この記事の内容
エピソードを見つける六つの視点
約束の時間、連絡の返し方、困った人への反応、意見が違うときの態度、得意なことを人に教える様子、祝い方の六つを思い出します。『優しい』ではなく、『体調を崩した友人へ必要な物を聞いて、玄関前に置いて帰った』まで行動で書きます。

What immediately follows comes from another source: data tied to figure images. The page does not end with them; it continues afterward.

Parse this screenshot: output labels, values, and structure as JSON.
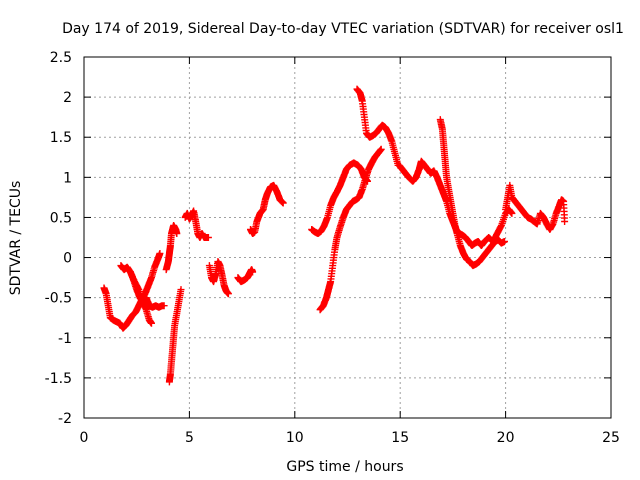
{
  "chart_data": {
    "type": "scatter",
    "title": "Day 174 of 2019, Sidereal Day-to-day VTEC variation (SDTVAR) for receiver osl1",
    "xlabel": "GPS time / hours",
    "ylabel": "SDTVAR / TECUs",
    "xlim": [
      0,
      25
    ],
    "ylim": [
      -2,
      2.5
    ],
    "xticks": [
      0,
      5,
      10,
      15,
      20,
      25
    ],
    "xtick_labels": [
      "0",
      "5",
      "10",
      "15",
      "20",
      "25"
    ],
    "yticks": [
      -2,
      -1.5,
      -1,
      -0.5,
      0,
      0.5,
      1,
      1.5,
      2,
      2.5
    ],
    "ytick_labels": [
      "-2",
      "-1.5",
      "-1",
      "-0.5",
      "0",
      "0.5",
      "1",
      "1.5",
      "2",
      "2.5"
    ],
    "grid": true,
    "marker": "+",
    "marker_color": "#ff0000",
    "tracks": [
      {
        "name": "track-1",
        "points": [
          [
            0.95,
            -0.38
          ],
          [
            1.05,
            -0.45
          ],
          [
            1.15,
            -0.6
          ],
          [
            1.25,
            -0.75
          ],
          [
            1.4,
            -0.78
          ],
          [
            1.55,
            -0.8
          ],
          [
            1.7,
            -0.82
          ],
          [
            1.85,
            -0.88
          ],
          [
            2.0,
            -0.84
          ],
          [
            2.15,
            -0.78
          ],
          [
            2.3,
            -0.72
          ],
          [
            2.45,
            -0.68
          ],
          [
            2.6,
            -0.6
          ],
          [
            2.75,
            -0.52
          ],
          [
            2.9,
            -0.45
          ],
          [
            3.05,
            -0.35
          ],
          [
            3.2,
            -0.25
          ],
          [
            3.35,
            -0.12
          ],
          [
            3.5,
            -0.02
          ],
          [
            3.6,
            0.05
          ]
        ]
      },
      {
        "name": "track-2",
        "points": [
          [
            1.75,
            -0.1
          ],
          [
            1.9,
            -0.15
          ],
          [
            2.05,
            -0.12
          ],
          [
            2.2,
            -0.18
          ],
          [
            2.35,
            -0.28
          ],
          [
            2.5,
            -0.4
          ],
          [
            2.65,
            -0.5
          ],
          [
            2.8,
            -0.55
          ],
          [
            2.95,
            -0.5
          ],
          [
            3.1,
            -0.6
          ],
          [
            3.25,
            -0.62
          ],
          [
            3.4,
            -0.6
          ],
          [
            3.55,
            -0.62
          ],
          [
            3.7,
            -0.6
          ],
          [
            3.8,
            -0.6
          ]
        ]
      },
      {
        "name": "track-3",
        "points": [
          [
            2.2,
            -0.18
          ],
          [
            2.4,
            -0.3
          ],
          [
            2.6,
            -0.4
          ],
          [
            2.8,
            -0.55
          ],
          [
            2.95,
            -0.65
          ],
          [
            3.1,
            -0.78
          ],
          [
            3.2,
            -0.82
          ]
        ]
      },
      {
        "name": "track-4",
        "points": [
          [
            3.9,
            -0.15
          ],
          [
            4.0,
            -0.05
          ],
          [
            4.05,
            0.05
          ],
          [
            4.1,
            0.15
          ],
          [
            4.15,
            0.3
          ],
          [
            4.25,
            0.4
          ],
          [
            4.35,
            0.35
          ],
          [
            4.4,
            0.3
          ]
        ]
      },
      {
        "name": "track-5",
        "points": [
          [
            4.05,
            -1.55
          ],
          [
            4.1,
            -1.45
          ],
          [
            4.15,
            -1.3
          ],
          [
            4.2,
            -1.15
          ],
          [
            4.25,
            -1.0
          ],
          [
            4.3,
            -0.85
          ],
          [
            4.4,
            -0.7
          ],
          [
            4.5,
            -0.55
          ],
          [
            4.6,
            -0.4
          ]
        ]
      },
      {
        "name": "track-6",
        "points": [
          [
            4.8,
            0.5
          ],
          [
            4.9,
            0.55
          ],
          [
            5.0,
            0.48
          ],
          [
            5.1,
            0.52
          ],
          [
            5.2,
            0.58
          ],
          [
            5.3,
            0.45
          ],
          [
            5.4,
            0.3
          ],
          [
            5.5,
            0.25
          ],
          [
            5.6,
            0.3
          ],
          [
            5.7,
            0.25
          ],
          [
            5.8,
            0.25
          ],
          [
            5.9,
            0.25
          ]
        ]
      },
      {
        "name": "track-7",
        "points": [
          [
            5.95,
            -0.1
          ],
          [
            6.05,
            -0.25
          ],
          [
            6.15,
            -0.3
          ],
          [
            6.25,
            -0.2
          ],
          [
            6.35,
            -0.05
          ],
          [
            6.45,
            -0.1
          ],
          [
            6.55,
            -0.22
          ],
          [
            6.65,
            -0.35
          ],
          [
            6.75,
            -0.42
          ],
          [
            6.85,
            -0.45
          ]
        ]
      },
      {
        "name": "track-8",
        "points": [
          [
            7.3,
            -0.25
          ],
          [
            7.45,
            -0.3
          ],
          [
            7.6,
            -0.28
          ],
          [
            7.75,
            -0.25
          ],
          [
            7.85,
            -0.2
          ],
          [
            7.95,
            -0.15
          ],
          [
            8.0,
            -0.18
          ]
        ]
      },
      {
        "name": "track-9",
        "points": [
          [
            7.9,
            0.35
          ],
          [
            8.0,
            0.3
          ],
          [
            8.1,
            0.32
          ],
          [
            8.2,
            0.45
          ],
          [
            8.35,
            0.55
          ],
          [
            8.5,
            0.6
          ],
          [
            8.6,
            0.72
          ],
          [
            8.7,
            0.8
          ],
          [
            8.85,
            0.88
          ],
          [
            9.0,
            0.9
          ],
          [
            9.15,
            0.82
          ],
          [
            9.3,
            0.72
          ],
          [
            9.45,
            0.68
          ]
        ]
      },
      {
        "name": "track-10",
        "points": [
          [
            10.8,
            0.35
          ],
          [
            10.95,
            0.32
          ],
          [
            11.1,
            0.3
          ],
          [
            11.25,
            0.33
          ],
          [
            11.4,
            0.4
          ],
          [
            11.55,
            0.5
          ],
          [
            11.7,
            0.65
          ],
          [
            11.85,
            0.75
          ],
          [
            12.0,
            0.82
          ],
          [
            12.15,
            0.9
          ],
          [
            12.3,
            1.0
          ],
          [
            12.45,
            1.1
          ],
          [
            12.6,
            1.15
          ],
          [
            12.8,
            1.18
          ],
          [
            13.0,
            1.15
          ],
          [
            13.15,
            1.1
          ],
          [
            13.3,
            1.0
          ],
          [
            13.45,
            0.95
          ]
        ]
      },
      {
        "name": "track-11",
        "points": [
          [
            11.2,
            -0.65
          ],
          [
            11.35,
            -0.6
          ],
          [
            11.5,
            -0.5
          ],
          [
            11.6,
            -0.4
          ],
          [
            11.7,
            -0.3
          ],
          [
            11.8,
            -0.1
          ],
          [
            11.9,
            0.1
          ],
          [
            12.0,
            0.25
          ],
          [
            12.15,
            0.38
          ],
          [
            12.3,
            0.5
          ],
          [
            12.45,
            0.6
          ],
          [
            12.6,
            0.65
          ],
          [
            12.75,
            0.7
          ],
          [
            12.9,
            0.72
          ],
          [
            13.05,
            0.75
          ],
          [
            13.2,
            0.85
          ],
          [
            13.35,
            0.98
          ],
          [
            13.5,
            1.1
          ],
          [
            13.65,
            1.18
          ],
          [
            13.8,
            1.25
          ],
          [
            13.95,
            1.3
          ],
          [
            14.1,
            1.35
          ]
        ]
      },
      {
        "name": "track-12",
        "points": [
          [
            12.95,
            2.1
          ],
          [
            13.1,
            2.05
          ],
          [
            13.2,
            1.95
          ],
          [
            13.3,
            1.75
          ],
          [
            13.4,
            1.55
          ],
          [
            13.55,
            1.5
          ],
          [
            13.7,
            1.52
          ],
          [
            13.85,
            1.55
          ],
          [
            14.0,
            1.6
          ],
          [
            14.15,
            1.65
          ],
          [
            14.3,
            1.62
          ],
          [
            14.45,
            1.55
          ],
          [
            14.6,
            1.45
          ],
          [
            14.75,
            1.3
          ],
          [
            14.9,
            1.15
          ]
        ]
      },
      {
        "name": "track-13",
        "points": [
          [
            14.95,
            1.15
          ],
          [
            15.1,
            1.1
          ],
          [
            15.25,
            1.05
          ],
          [
            15.4,
            1.0
          ],
          [
            15.6,
            0.95
          ],
          [
            15.75,
            1.0
          ],
          [
            15.9,
            1.1
          ],
          [
            16.0,
            1.2
          ],
          [
            16.15,
            1.15
          ],
          [
            16.3,
            1.1
          ],
          [
            16.45,
            1.05
          ],
          [
            16.6,
            1.08
          ],
          [
            16.75,
            1.0
          ],
          [
            16.9,
            0.9
          ],
          [
            17.05,
            0.8
          ],
          [
            17.2,
            0.7
          ],
          [
            17.35,
            0.55
          ],
          [
            17.5,
            0.45
          ],
          [
            17.65,
            0.35
          ],
          [
            17.8,
            0.3
          ],
          [
            17.95,
            0.28
          ],
          [
            18.1,
            0.25
          ],
          [
            18.25,
            0.2
          ],
          [
            18.4,
            0.15
          ],
          [
            18.55,
            0.18
          ],
          [
            18.7,
            0.2
          ],
          [
            18.85,
            0.15
          ],
          [
            19.0,
            0.2
          ],
          [
            19.2,
            0.25
          ],
          [
            19.4,
            0.2
          ],
          [
            19.6,
            0.3
          ],
          [
            19.8,
            0.4
          ],
          [
            20.0,
            0.55
          ],
          [
            20.15,
            0.6
          ],
          [
            20.3,
            0.55
          ]
        ]
      },
      {
        "name": "track-14",
        "points": [
          [
            16.9,
            1.72
          ],
          [
            17.0,
            1.6
          ],
          [
            17.05,
            1.45
          ],
          [
            17.1,
            1.3
          ],
          [
            17.15,
            1.15
          ],
          [
            17.2,
            1.0
          ],
          [
            17.3,
            0.85
          ],
          [
            17.4,
            0.7
          ],
          [
            17.5,
            0.55
          ],
          [
            17.6,
            0.4
          ],
          [
            17.7,
            0.3
          ],
          [
            17.85,
            0.15
          ],
          [
            18.0,
            0.05
          ],
          [
            18.15,
            -0.02
          ],
          [
            18.3,
            -0.05
          ],
          [
            18.45,
            -0.1
          ],
          [
            18.6,
            -0.08
          ],
          [
            18.75,
            -0.05
          ],
          [
            18.9,
            0.0
          ],
          [
            19.05,
            0.05
          ],
          [
            19.2,
            0.1
          ],
          [
            19.35,
            0.15
          ],
          [
            19.5,
            0.2
          ],
          [
            19.65,
            0.22
          ],
          [
            19.8,
            0.18
          ],
          [
            19.95,
            0.2
          ]
        ]
      },
      {
        "name": "track-15",
        "points": [
          [
            20.0,
            0.6
          ],
          [
            20.1,
            0.75
          ],
          [
            20.2,
            0.9
          ],
          [
            20.3,
            0.75
          ],
          [
            20.45,
            0.7
          ],
          [
            20.6,
            0.65
          ],
          [
            20.75,
            0.6
          ],
          [
            20.9,
            0.55
          ],
          [
            21.05,
            0.5
          ],
          [
            21.2,
            0.48
          ],
          [
            21.35,
            0.45
          ],
          [
            21.5,
            0.42
          ],
          [
            21.65,
            0.55
          ],
          [
            21.8,
            0.5
          ],
          [
            21.95,
            0.42
          ],
          [
            22.1,
            0.35
          ],
          [
            22.25,
            0.42
          ],
          [
            22.4,
            0.55
          ],
          [
            22.55,
            0.65
          ],
          [
            22.65,
            0.72
          ],
          [
            22.75,
            0.7
          ],
          [
            22.8,
            0.45
          ]
        ]
      }
    ]
  }
}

写真を見るときは写っている場面だけでなく、誰が予約したか、遅れた人をどう待ったか、帰宅後にどんな連絡が来たかまでたどります。
本人に聞いても不自然にならない質問
『触れないでほしい話はある?』『相手と付き合い始めて、自分で変わったと思うことは?』『共通の友人へ確認してよい思い出はある?』と聞きます。原稿を丸ごと見せるかどうかも本人の希望を確認します。
『何か面白い話ない?』では、笑いを求めているように見えます。人柄を表す話を探していると目的を伝えましょう。
友人歴が浅い場合の例文
私は彩さんと知り合ってまだ二年ですが、その二年の中で何度も同じ場面を見ました。食事の予定を決めるとき、彩さんは必ず全員の苦手な物と帰りの時間を先に聞きます。そして当日は、自分が決めたことのように振る舞わず、『みんなで選べてよかった』と言います。小さなことに見えて、誰かが無理をしないよう自然に気づけるのが彩さんです。翔太さんと話す彩さんを見ていると、二人がお互いを自然に気遣い合っているように感じます。
小さな行動をエピソードへする型
『私は○○さんの△△なところを尊敬しています』と人柄を先に言い、『たとえば』で二つの行動を紹介し、『本人にとっては当たり前のことかもしれませんが』と結びます。大事件はなくても、普段の行動から人柄が伝わります。
書き上げるまでの手順
小さな行動を二つ選び、誇張のない三分原稿へつなげます。
- メッセージ、写真、予定表を15分だけ見返す。
- 出来事ではなく、友人が選んだ行動を書き出す。
- 同じ人柄を示す小さな行動を二つ選ぶ。
- 本人へNG話題と事実関係だけ確認する。
- 人柄→行動二つ→結婚生活への祝福の順で原稿化する。
よくある失敗と直し方
材料が少なくても、経歴の羅列や誇張で埋める必要はありません。行動の具体性を残します。
- 話がないので、友人のプロフィールを並べる。履歴書の紹介になり、代表者が話す意味が薄い。経歴ではなく、繰り返し見てきた行動を使う。
- 共通の友人から聞いた話を自分の体験として語る。事実が違ったときに信頼を損なう。そのため、『共通の友人から聞きました』と出所を示し、本人にも確認する。
- ありふれた話だからと、出来事を大げさにする。本人が覚えている事実とずれる。修正するときは、小ささを隠さず、なぜ心に残ったかを自分の言葉で足す。
完成前のチェックリスト
- 資料を見返してから『何もない』と判断した
- 友人の具体的な行動が入っている
- 他人から聞いた話の出所を明らかにした
- 本人に事実とNGだけ確認した
- 出来事を盛ったり合成したりしていない
- 小さな行動から人柄が分かる
よくある質問
Q. 新郎新婦本人にエピソードを聞くのは変ですか?
変ではありません。完成内容を聞くのではなく、事実確認と触れてほしくない話題を尋ねます。サプライズ感より安心を優先できます。
Q. SNSの投稿を使ってもよいですか?
記憶を探す材料には使えます。ただし公開投稿でも、本人が結婚式で触れてほしいとは限りません。病気、恋愛、家族、仕事の事情は必ず確認します。
Q. 一分ほどしか話せません。
短くても問題ありません。祝福、関係紹介、人柄を示す行動、結びの四つがあればまとまります。時間の指定がある場合だけ主催者に確認します。